There’s a reason we did Students’ Unions like this, with our theme, the way we ran the event and what we focused on and I wanted to explain why;
Firstly, for a number of people in the room – it was their first interaction with NUS. These conferences don’t always go so smoothly and its rarely been more important for that first experience to be a positive one. There’s an obvious sense of concern in the student movement about our future, so showing NUS at our best – shaped and led by students’ unions – was critically important.
Secondly, it was a unique opportunity for the movement. Back in December, we decided that the theme for the conference was to be ‘Championing Equality, Building Inclusive Students’ Unions’. This was a bit of a gambit, and done after a fair amount of heart wrenching. Mainly because we knew it would be difficult for students’ unions. We knew it’s a challenging topic, to turn the mirror on ourselves. And we know that NUS in the past has been very much guilty of talking down to students’ unions on this area. But it’s something we’re absolutely committed to evolving and working with students’ unions
Thirdly, we wanted to show and lead by example when it came to inclusion. Because we can all talk the talk, but ultimately practicing what we preach is the way forward. That doesn’t just mean non-gender specific toilets, or accessible venues. It means acknowledging different cultures (be it celebrating the end of Ramadan and the breaking of fast for a number of delegates or ensuring every piece of information we distil is translated into Welsh). Sometimes it means that not everyone gets what they want all the time. It can mean talking about stuff you may not personally care about or have given much thought to – that’s okay.

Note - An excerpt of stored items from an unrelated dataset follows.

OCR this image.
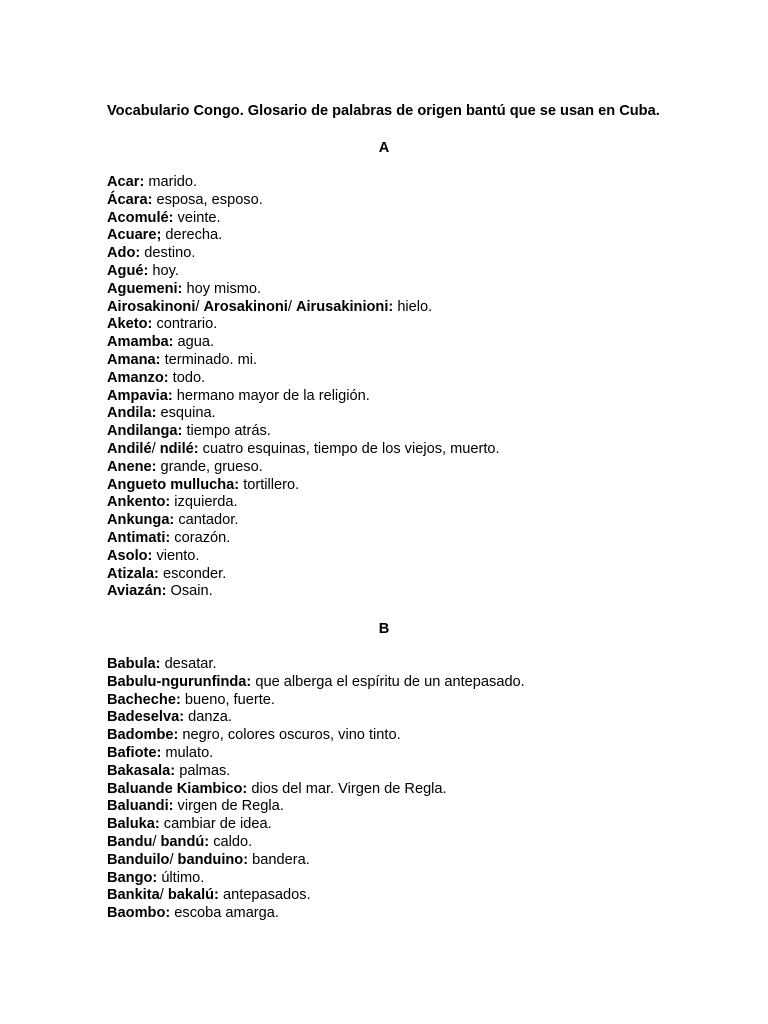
Vocabulario Congo. Glosario de palabras de origen bantú que se usan en Cuba.

A

Acar: marido.
Ácara: esposa, esposo.
Acomulé: veinte.
Acuare; derecha.
Ado: destino.
Agué: hoy.
Aguemeni: hoy mismo.
Airosakinoni/ Arosakinoni/ Airusakinioni: hielo.
Aketo: contrario.
Amamba: agua.
Amana: terminado. mi.
Amanzo: todo.
Ampavia: hermano mayor de la religión.
Andila: esquina.
Andilanga: tiempo atrás.
Andilé/ ndilé: cuatro esquinas, tiempo de los viejos, muerto.
Anene: grande, grueso.
Angueto mullucha: tortillero.
Ankento: izquierda.
Ankunga: cantador.
Antimati: corazón.
Asolo: viento.
Atizala: esconder.
Aviazán: Osain.

B

Babula: desatar.
Babulu-ngurunfinda: que alberga el espíritu de un antepasado.
Bacheche: bueno, fuerte.
Badeselva: danza.
Badombe: negro, colores oscuros, vino tinto.
Bafiote: mulato.
Bakasala: palmas.
Baluande Kiambico: dios del mar. Virgen de Regla.
Baluandi: virgen de Regla.
Baluka: cambiar de idea.
Bandu/ bandú: caldo.
Banduilo/ banduino: bandera.
Bango: último.
Bankita/ bakalú: antepasados.
Baombo: escoba amarga.
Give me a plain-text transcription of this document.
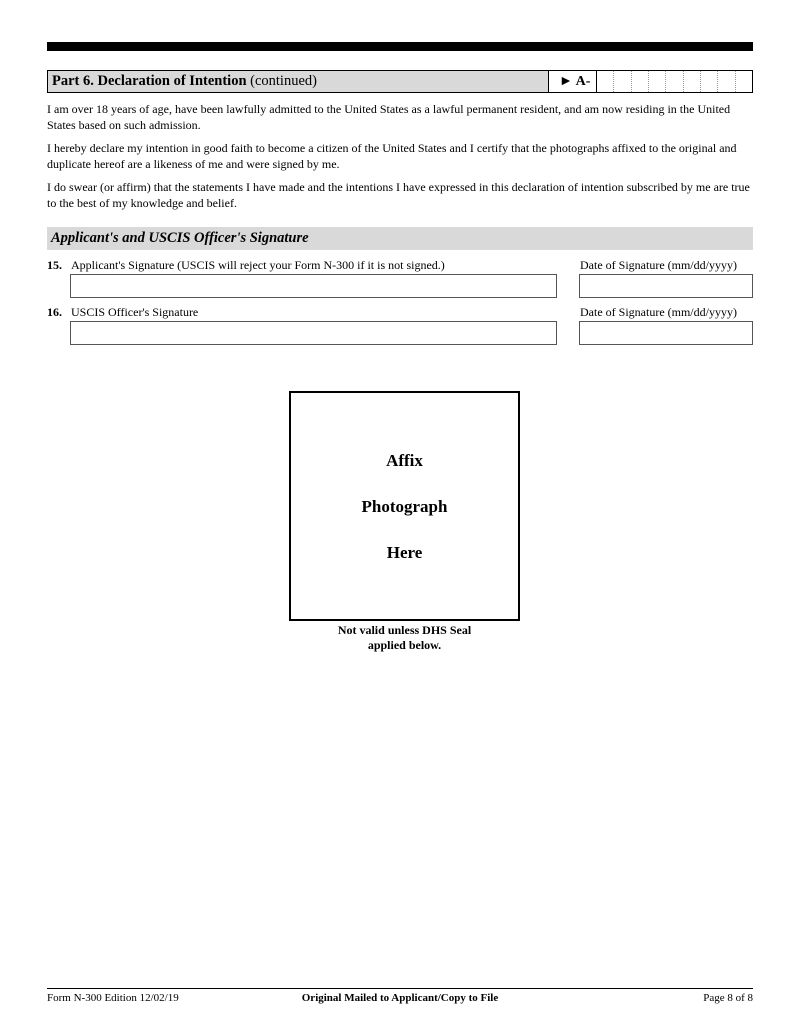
Part 6. Declaration of Intention (continued)	► A-

I am over 18 years of age, have been lawfully admitted to the United States as a lawful permanent resident, and am now residing in the United States based on such admission.

I hereby declare my intention in good faith to become a citizen of the United States and I certify that the photographs affixed to the original and duplicate hereof are a likeness of me and were signed by me.

I do swear (or affirm) that the statements I have made and the intentions I have expressed in this declaration of intention subscribed by me are true to the best of my knowledge and belief.

Applicant's and USCIS Officer's Signature
15. Applicant's Signature (USCIS will reject your Form N-300 if it is not signed.)	Date of Signature (mm/dd/yyyy)
16. USCIS Officer's Signature	Date of Signature (mm/dd/yyyy)
Affix
Photograph
Here
Not valid unless DHS Seal
applied below.
Form N-300 Edition 12/02/19	Original Mailed to Applicant/Copy to File	Page 8 of 8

In this respect, NUS is a bit like a big students’ union. If we hadn’t done a number of those things I’ve outlined above, different parts of our membership would’ve felt isolated and without a home. We would’ve disenfranchised students. And whilst I am in no way saying that NUS is perfect, trying is often half of the battle.
So go forth into your students’ unions and have a think – every time you host something in a bar, who can’t come? Every time you speak a certain sort of language, use specific images and think only of people like yourself; how many students think their students’ union isn’t a place for them?
And if we all #LoveSUS, we want every single student to feel their #SULoves them.
And that’s what students’ unions are about.